Natural light is not an easily reproducible substance. It's very difficult to look good under an electric light bulb. Fluorescent lights, particularly, have very cheeky color rendition, playing havoc with the harmonious color balance of natural light and placing emphasis on unpleasant tones. Intensity and direction of electric light tends to place the human skin under unnatural duress, causing unhealthy shadows and poor contrast. From a scientific viewpoint, we cannot stand under an artificial, unflattering light source and expect to look natural or sexy.

Our blind acceptance of 100W bulbs may also be related to our brutish insensitivity to lighting. We might mention whether it's dark or bright outside, and we may be conscious of the euphemistic lighting used in nightclubs and wedding photographs, but we have no commonplace words to distinguish the brightness of the California sunshine from that of an electric bulb. It's true that the human iris contracts and expands to ensure that the amount is always about the same, but the iris cannot regulate the character of the light that enters it. As the Encyclopedia Britannica says, "Light, certainly, is responsible for the sensation of sight." Just as certainly, the quality of that light is responsible for the nature of our perceptions.

Light character ought to be given more consideration; it can make or break a place or a face and there is virtually no aesthetic judgement that can be made without taking the light into account. California, certainly, would lose much of its charm if it weren't eternally bathed in the sun's kind glow. Part of the reason that English people look so pasty and malnourished next to their American counterparts is the underhand dirty light in which they are normally pictured. The diet heavy in lard and beer may have something to do with it, not to mention the face-distorting dialects, but put an Englishman in the sunshine and he'll start to look like an altogether rosier being.

To make matters worse, some people will look attractive under any sort of lighting — like those fallen Dostoevskian gentlewomen who maintain their superior features in the face of ignoble poverty and consumption. These are women about whom old ladies exclaim, "There goes a gal who either rides a horse or walks a dog!" Bad lighting can only widen the cruel gulf between those of us bred from ginger blood and raised on a scrawny diet, and these robustly handsome individuals.
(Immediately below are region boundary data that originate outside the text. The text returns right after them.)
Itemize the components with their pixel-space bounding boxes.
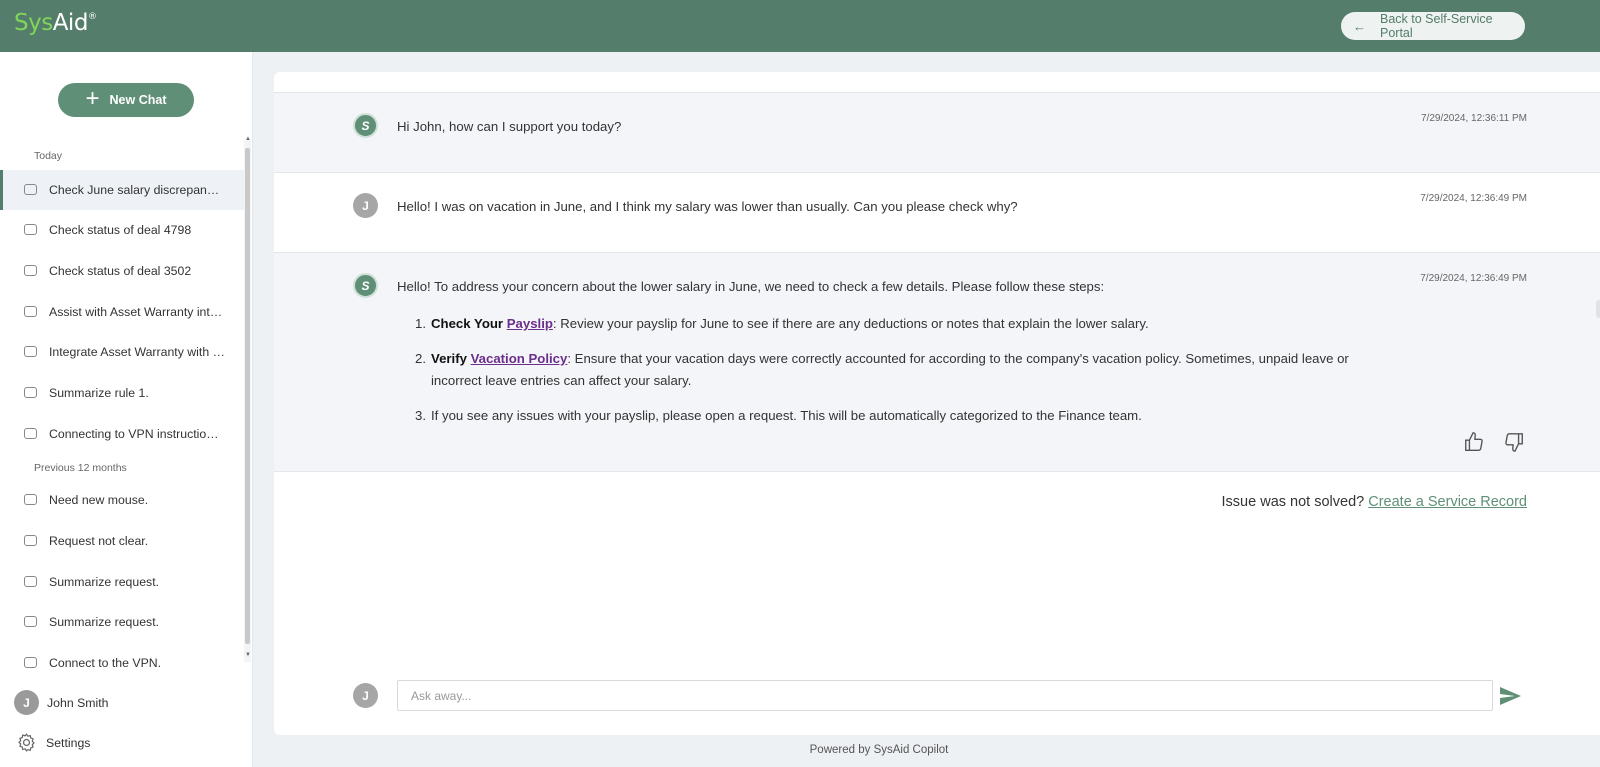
message-text: Hi John, how can I support you today?: [397, 119, 622, 134]
new-chat-button[interactable]: + New Chat: [58, 83, 194, 117]
conversation-title: Integrate Asset Warranty with S...: [49, 345, 225, 359]
conversation-item[interactable]: Need new mouse.: [0, 480, 244, 520]
conversation-title: Summarize request.: [49, 615, 160, 629]
conversation-title: Summarize rule 1.: [49, 386, 149, 400]
thumbs-down-icon[interactable]: [1503, 431, 1525, 453]
send-icon[interactable]: [1497, 684, 1523, 708]
section-label-today: Today: [34, 150, 63, 162]
conversation-item[interactable]: Check June salary discrepancy,...: [0, 170, 244, 210]
message-timestamp: 7/29/2024, 12:36:49 PM: [1420, 193, 1527, 204]
list-item: 3. If you see any issues with your paysl…: [415, 408, 1142, 423]
user-profile[interactable]: J John Smith: [14, 690, 109, 715]
top-header: SysAid® ← Back to Self-Service Portal: [0, 0, 1600, 52]
payslip-link[interactable]: Payslip: [507, 316, 553, 331]
conversation-title: Assist with Asset Warranty inte...: [49, 305, 225, 319]
chat-bubble-icon: [24, 576, 37, 587]
conversation-item[interactable]: Summarize request.: [0, 602, 244, 642]
conversation-title: Check June salary discrepancy,...: [49, 183, 225, 197]
issue-not-solved-prompt: Issue was not solved? Create a Service R…: [1221, 494, 1527, 510]
conversation-title: Check status of deal 4798: [49, 223, 192, 237]
thumbs-up-icon[interactable]: [1463, 431, 1485, 453]
user-name: John Smith: [47, 695, 109, 710]
new-chat-label: New Chat: [109, 93, 167, 107]
conversation-item[interactable]: Connecting to VPN instructions...: [0, 414, 244, 454]
chat-bubble-icon: [24, 616, 37, 627]
chat-bubble-icon: [24, 184, 37, 195]
bot-message: S Hi John, how can I support you today? …: [274, 92, 1600, 172]
chat-bubble-icon: [24, 346, 37, 357]
conversation-item[interactable]: Request not clear.: [0, 521, 244, 561]
vacation-policy-link[interactable]: Vacation Policy: [471, 351, 568, 366]
message-text: Hello! I was on vacation in June, and I …: [397, 199, 1018, 214]
bot-avatar: S: [353, 113, 378, 138]
chat-bubble-icon: [24, 428, 37, 439]
input-user-avatar: J: [353, 683, 378, 708]
list-item: 2. Verify Vacation Policy: Ensure that y…: [415, 351, 1349, 388]
conversation-item[interactable]: Integrate Asset Warranty with S...: [0, 332, 244, 372]
scroll-up-arrow-icon[interactable]: ▲: [245, 136, 251, 142]
footer: Powered by SysAid Copilot: [0, 744, 1600, 756]
sysaid-logo[interactable]: SysAid®: [14, 10, 97, 36]
conversation-item[interactable]: Summarize request.: [0, 562, 244, 602]
back-to-portal-button[interactable]: ← Back to Self-Service Portal: [1341, 12, 1525, 40]
chat-panel: S Hi John, how can I support you today? …: [274, 72, 1600, 735]
chat-bubble-icon: [24, 306, 37, 317]
message-timestamp: 7/29/2024, 12:36:49 PM: [1420, 273, 1527, 284]
conversation-item[interactable]: Connect to the VPN.: [0, 643, 244, 683]
scroll-down-arrow-icon[interactable]: ▼: [245, 652, 251, 658]
conversation-item[interactable]: Check status of deal 3502: [0, 251, 244, 291]
message-timestamp: 7/29/2024, 12:36:11 PM: [1420, 113, 1527, 124]
user-avatar: J: [353, 193, 378, 218]
powered-by-text: Powered by SysAid Copilot: [809, 744, 949, 756]
plus-icon: +: [85, 85, 100, 112]
list-item: 1. Check Your Payslip: Review your paysl…: [415, 316, 1149, 331]
panel-edge-handle: [1596, 300, 1600, 318]
user-avatar: J: [14, 690, 39, 715]
chat-bubble-icon: [24, 535, 37, 546]
chat-bubble-icon: [24, 657, 37, 668]
chat-bubble-icon: [24, 224, 37, 235]
back-to-portal-label: Back to Self-Service Portal: [1380, 12, 1493, 40]
user-message: J Hello! I was on vacation in June, and …: [274, 172, 1600, 252]
sidebar: + New Chat Today Check June salary discr…: [0, 52, 253, 767]
bot-avatar: S: [353, 273, 378, 298]
conversation-title: Connect to the VPN.: [49, 656, 162, 670]
conversation-item[interactable]: Summarize rule 1.: [0, 373, 244, 413]
conversation-title: Connecting to VPN instructions...: [49, 427, 225, 441]
conversation-title: Check status of deal 3502: [49, 264, 192, 278]
conversation-item[interactable]: Check status of deal 4798: [0, 210, 244, 250]
section-label-previous: Previous 12 months: [34, 462, 127, 474]
bot-message: S Hello! To address your concern about t…: [274, 252, 1600, 472]
conversation-item[interactable]: Assist with Asset Warranty inte...: [0, 292, 244, 332]
steps-list: 1. Check Your Payslip: Review your paysl…: [397, 313, 1357, 440]
conversation-title: Need new mouse.: [49, 493, 149, 507]
conversation-title: Summarize request.: [49, 575, 160, 589]
arrow-left-icon: ←: [1353, 18, 1366, 34]
message-text: Hello! To address your concern about the…: [397, 279, 1105, 294]
chat-input[interactable]: [397, 680, 1493, 711]
conversation-title: Request not clear.: [49, 534, 149, 548]
chat-bubble-icon: [24, 494, 37, 505]
chat-bubble-icon: [24, 387, 37, 398]
sidebar-scroll-thumb[interactable]: [245, 148, 250, 644]
create-service-record-link[interactable]: Create a Service Record: [1368, 494, 1527, 510]
chat-bubble-icon: [24, 265, 37, 276]
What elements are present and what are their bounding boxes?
When lighting is considered with a little more sensitivity, the thought of illuminating any space with a fluorescent strip becomes abhorrent, and the idea of placing such vulgar lights in public bathrooms seems positively criminal. There is hope in the form of the full spectrum light bulb, developed in Finland to cheer people up during the eternal northern winters. Available in garden and wholefood stores, these light bulbs cost about ten times as much as an ordinary 100W bulb but last four times as long. This may seem expensive but when you consider that, in the US, women spend about $6 billion per year on cosmetics and that employers carry the burden of 10 million sick days a year caused by depression, splashing out on a few tasteful light bulbs begins to look like a truly bright idea.

Epilogue: The Woman and the Trough

A serf girl from the village of Hemsk noticed her reflection in a stinking horse trough and fell weeping by the roadside, lamenting the loss of her bloom. Towards evening, a kindly traveler came by and, seeing the fair lass in her distress, inquired about the nature of her woe.

"Kind sir, my face is grey and craggy, though I am but two-and-twenty years," the girl wept. The clever traveler, guessing the source of the girl's sorrow, reached in his pouch and drew out a silvery mirror, holding it up to the girl's fair complexion. "Dear wench, your blemishes were merely lumps of floating crud and your wrinkles muddy ripples in the trough water."

In the glow of sunset, the girl gazed upon her soft, beautiful face and laughed with joy. The girl never feared looking in the horse trough again, and would have lived happily ever after except that her tragic stupidity led her into a continual series of other disasters.